La musique est l'art où il y a le moins de pensée. Il ne sait plus où il a lu cette phrase. Elle est vraie, très vraie, et elle est également fausse, très fausse. Elle est aussi fausse qu'elle est vraie. Ces phrases sont sans doute celles qu'il préfère. Il s'abandonne à elles, comme un enfant qui a confiance. Il n'essaie pas de percer leur mystère, ni de les faire tomber en un sens ou un autre, il ne veut surtout pas les fixer. Il se laisse bercer par leur vérité relative et incertaine, il se met en elles comme son corps est à l'intérieur de ce train qui traverse le paysage. Il est là, avec elles, c'est tout. Il restera toujours un étranger parmi ces phrases, mais un étranger familier, un étranger placide qui n'essaie pas de changer ce qu'il voit et entend, qui ne désire pas s'assimiler, ni qu'on le reconnaisse, ni qu'on lui donne une place. Il préfère rester dans le mouvement calme du train qui traverse le paysage, et qui ne laissera aucune empreinte. Il reste en silence. Il préfère écouter. Ne rien saisir. Ne rien retenir. La musique va, elle le traverse et elle disparaît du même mouvement, sans laisser de traces. Restent la blancheur, la paix, et la solitude. Reste le temps, qui ne le quitte pas, qui frémit doucement en lui comme une lueur pâle ; c'est un temps froid, économe, silencieux, au rythme simple, monotone et consolant. La douleur s'est tue. La couleur aussi. Très peu de notes, très peu de pensées, on a juste ce qu'il faut d'air dans les poumons pour ne pas mourir. Aucun cri. 
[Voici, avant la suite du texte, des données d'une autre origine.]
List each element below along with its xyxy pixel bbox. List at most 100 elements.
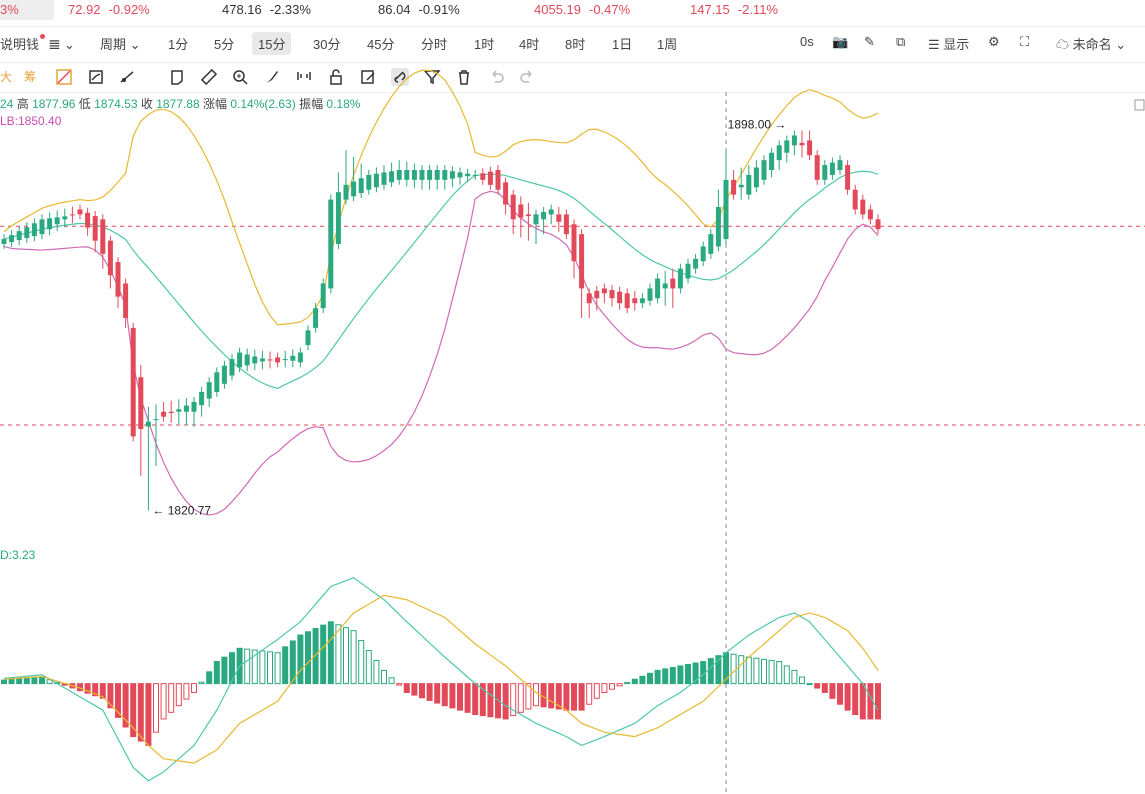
interval-4h[interactable]: 4时 — [519, 37, 540, 52]
measure-icon[interactable] — [55, 68, 73, 86]
camera-icon[interactable]: 📷 — [832, 34, 849, 49]
macd-histogram-bar — [457, 683, 463, 711]
candle-body — [1, 239, 7, 244]
undo-icon[interactable] — [487, 68, 505, 86]
candle-body — [639, 298, 645, 304]
candle-body — [85, 212, 91, 228]
interval-45m[interactable]: 45分 — [367, 37, 395, 52]
draw-tool-big[interactable]: 大 — [0, 70, 13, 84]
candle-body — [586, 293, 592, 304]
candle-body — [670, 278, 676, 289]
candle-body — [571, 224, 577, 262]
list-icon: ☰ — [928, 37, 940, 52]
link-icon[interactable] — [391, 68, 409, 86]
ruler-icon[interactable] — [200, 68, 218, 86]
symbol-selector[interactable]: 说明钱 𝌆 ⌄ — [0, 34, 75, 53]
redo-icon[interactable] — [519, 68, 537, 86]
magnet-icon[interactable] — [295, 68, 313, 86]
lock-icon[interactable] — [327, 68, 345, 86]
settings-icon[interactable]: ⚙ — [988, 34, 1000, 49]
ticker-item[interactable]: 72.92 -0.92% — [68, 2, 150, 17]
layout-save-menu[interactable]: ☁ 未命名 ⌄ — [1056, 34, 1126, 53]
candle-body — [351, 181, 357, 197]
interval-15m[interactable]: 15分 — [252, 32, 292, 55]
ohlc-open: 24 — [0, 97, 14, 111]
ticker-bar: 3% 72.92 -0.92% 478.16 -2.33% 86.04 -0.91% … — [0, 0, 1145, 27]
candle-body — [525, 214, 531, 217]
macd-histogram-bar — [571, 683, 577, 711]
pane-toggle-icon[interactable] — [1134, 99, 1145, 111]
macd-histogram-bar — [54, 681, 61, 685]
candle-body — [510, 194, 516, 220]
candle-body — [92, 216, 98, 241]
macd-histogram-bar — [343, 627, 349, 685]
interval-1w[interactable]: 1周 — [657, 37, 678, 52]
interval-1h[interactable]: 1时 — [474, 37, 495, 52]
candle-body — [47, 218, 53, 230]
ticker-item[interactable]: 478.16 -2.33% — [222, 2, 311, 17]
macd-histogram-bar — [495, 683, 501, 719]
macd-histogram-bar — [153, 683, 159, 733]
interval-5m[interactable]: 5分 — [214, 37, 235, 52]
candle-body — [244, 354, 250, 366]
ticker-change: -2.11% — [737, 2, 778, 17]
candle-body — [776, 145, 782, 161]
fullscreen-icon[interactable]: ⛶ — [1020, 34, 1030, 49]
brush-icon[interactable] — [263, 68, 281, 86]
interval-8h[interactable]: 8时 — [565, 37, 586, 52]
macd-histogram-bar — [806, 683, 813, 686]
macd-histogram-bar — [715, 655, 722, 685]
candle-body — [609, 290, 615, 299]
candle-body — [275, 357, 281, 363]
macd-histogram-bar — [723, 652, 729, 685]
candle-body — [54, 217, 60, 225]
zoom-in-icon[interactable] — [231, 68, 249, 86]
macd-histogram-bar — [327, 621, 334, 685]
zero-seconds-button[interactable]: 0s — [800, 34, 814, 49]
period-dropdown[interactable]: 周期 ⌄ — [100, 34, 141, 53]
candle-body — [145, 421, 151, 427]
macd-histogram-bar — [867, 683, 874, 720]
low-mark-label: ← 1820.77 — [152, 503, 211, 517]
pen-icon[interactable]: ✎ — [864, 34, 875, 49]
candle-body — [784, 140, 790, 153]
low-label: 低 — [78, 97, 91, 111]
ticker-item[interactable]: 86.04 -0.91% — [378, 2, 460, 17]
macd-indicator-label: D:3.23 — [0, 548, 36, 562]
interval-timeshare[interactable]: 分时 — [421, 37, 448, 52]
display-menu[interactable]: ☰ 显示 — [928, 34, 969, 53]
macd-histogram-bar — [586, 683, 593, 705]
macd-histogram-bar — [502, 683, 509, 720]
macd-histogram-bar — [783, 665, 790, 685]
ticker-item[interactable]: 4055.19 -0.47% — [534, 2, 630, 17]
edit-doc-icon[interactable] — [359, 68, 377, 86]
chart-toolbar: 说明钱 𝌆 ⌄ 周期 ⌄ 1分 5分 15分 30分 45分 分时 1时 4时 … — [0, 26, 1145, 63]
ticker-price: 4055.19 — [534, 2, 581, 17]
ticker-item-partial[interactable]: 3% — [0, 0, 54, 20]
candle-body — [685, 263, 691, 279]
macd-histogram-bar — [601, 683, 608, 693]
macd-histogram-bar — [39, 676, 45, 685]
new-window-icon[interactable]: ⧉ — [896, 34, 906, 49]
note-icon[interactable] — [168, 68, 186, 86]
draw-tool-chips[interactable]: 筹 — [24, 70, 37, 84]
macd-histogram-bar — [540, 683, 547, 708]
ticker-price: 478.16 — [222, 2, 262, 17]
macd-histogram-bar — [776, 661, 783, 685]
macd-histogram-bar — [859, 683, 866, 720]
line-tool-icon[interactable] — [118, 68, 136, 86]
close-label: 收 — [140, 97, 153, 111]
trend-box-icon[interactable] — [87, 68, 105, 86]
candle-body — [518, 204, 524, 218]
interval-1d[interactable]: 1日 — [612, 37, 633, 52]
ticker-item[interactable]: 147.15 -2.11% — [690, 2, 778, 17]
interval-30m[interactable]: 30分 — [313, 37, 341, 52]
candle-body — [221, 365, 227, 384]
filter-icon[interactable] — [423, 68, 441, 86]
chevron-down-icon: ⌄ — [63, 37, 75, 52]
trash-icon[interactable] — [455, 68, 473, 86]
interval-1m[interactable]: 1分 — [168, 37, 189, 52]
macd-histogram-bar — [31, 677, 38, 685]
ticker-partial-text: 3% — [0, 2, 19, 17]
Il pense à ce jour prodigieux des années soixante-dix (74, 75, 76 ?) où il revenait d'un long voyage en train, en hiver. Le faisait froid, il faisait très beau. Tout était gelé. Il marchait vers la maison, depuis la gare, un xylophone sur le dos, avec son sac, aussi, et, dans le dernier tournant vers la droite, route de la Fuly, il avait connu cet instant qu'il n'a jamais oublié. Il avait en tête une chanson d'Amalia Rodriguez et il était si heureux que l'air lui manquait, et dans ce sentiment pauvre et aride il avait inscrit son cœur comme une braise hurlante. S'il était mort, tout irait bien, mais il était en vie, à cet instant-là, et la vie était plus que la mort, alors qu'elle lui ressemblait comme jamais. C'était comme un trou dans le temps. Il était tombé dans ce gouffre ensoleillé, glacial et paisible qui repoussait les frontières de la vie et de son être. Il n'avait pas eu le choix. Sentiment d'absolue solitude qui soudain dissout la tripe et fait sortir de la contingence et du hasard.
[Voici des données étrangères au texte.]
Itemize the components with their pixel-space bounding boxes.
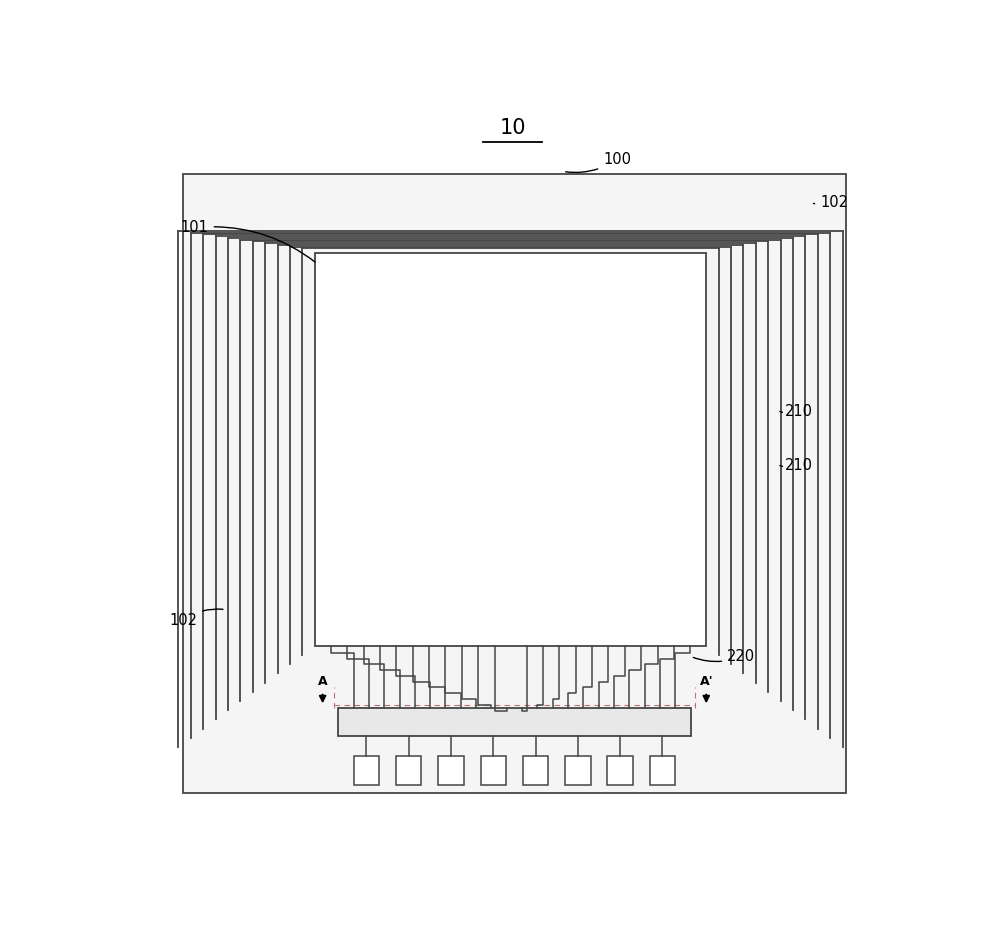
Bar (607, 756, 633, 784)
Bar (481, 756, 506, 784)
Bar (183, 173, 846, 794)
Text: 10: 10 (499, 118, 526, 138)
Text: 210: 210 (780, 404, 813, 419)
Bar (523, 756, 548, 784)
Bar (438, 756, 464, 784)
Bar (396, 756, 421, 784)
Text: 100: 100 (566, 152, 631, 172)
Bar (565, 756, 591, 784)
Text: A': A' (699, 675, 713, 688)
Text: 220: 220 (693, 649, 755, 664)
Bar (338, 709, 691, 736)
Bar (354, 756, 379, 784)
Text: 102: 102 (813, 195, 848, 210)
Text: A: A (318, 675, 327, 688)
Text: 101: 101 (181, 220, 315, 262)
Bar (650, 756, 675, 784)
Text: 210: 210 (780, 458, 813, 473)
Text: 102: 102 (169, 609, 223, 628)
Bar (315, 253, 706, 646)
On s'est extrait du temps, le temps d'un pizzicato de violoncelle. C'est possible. 

Il y a ces déserts lumineux, dans la vie simple, dont on sait qu'ils sont des seuils, des passages, et que notre existence n'est que la tentative toujours renouvelée et toujours déçue de les retrouver, une fois qu'on les a connus.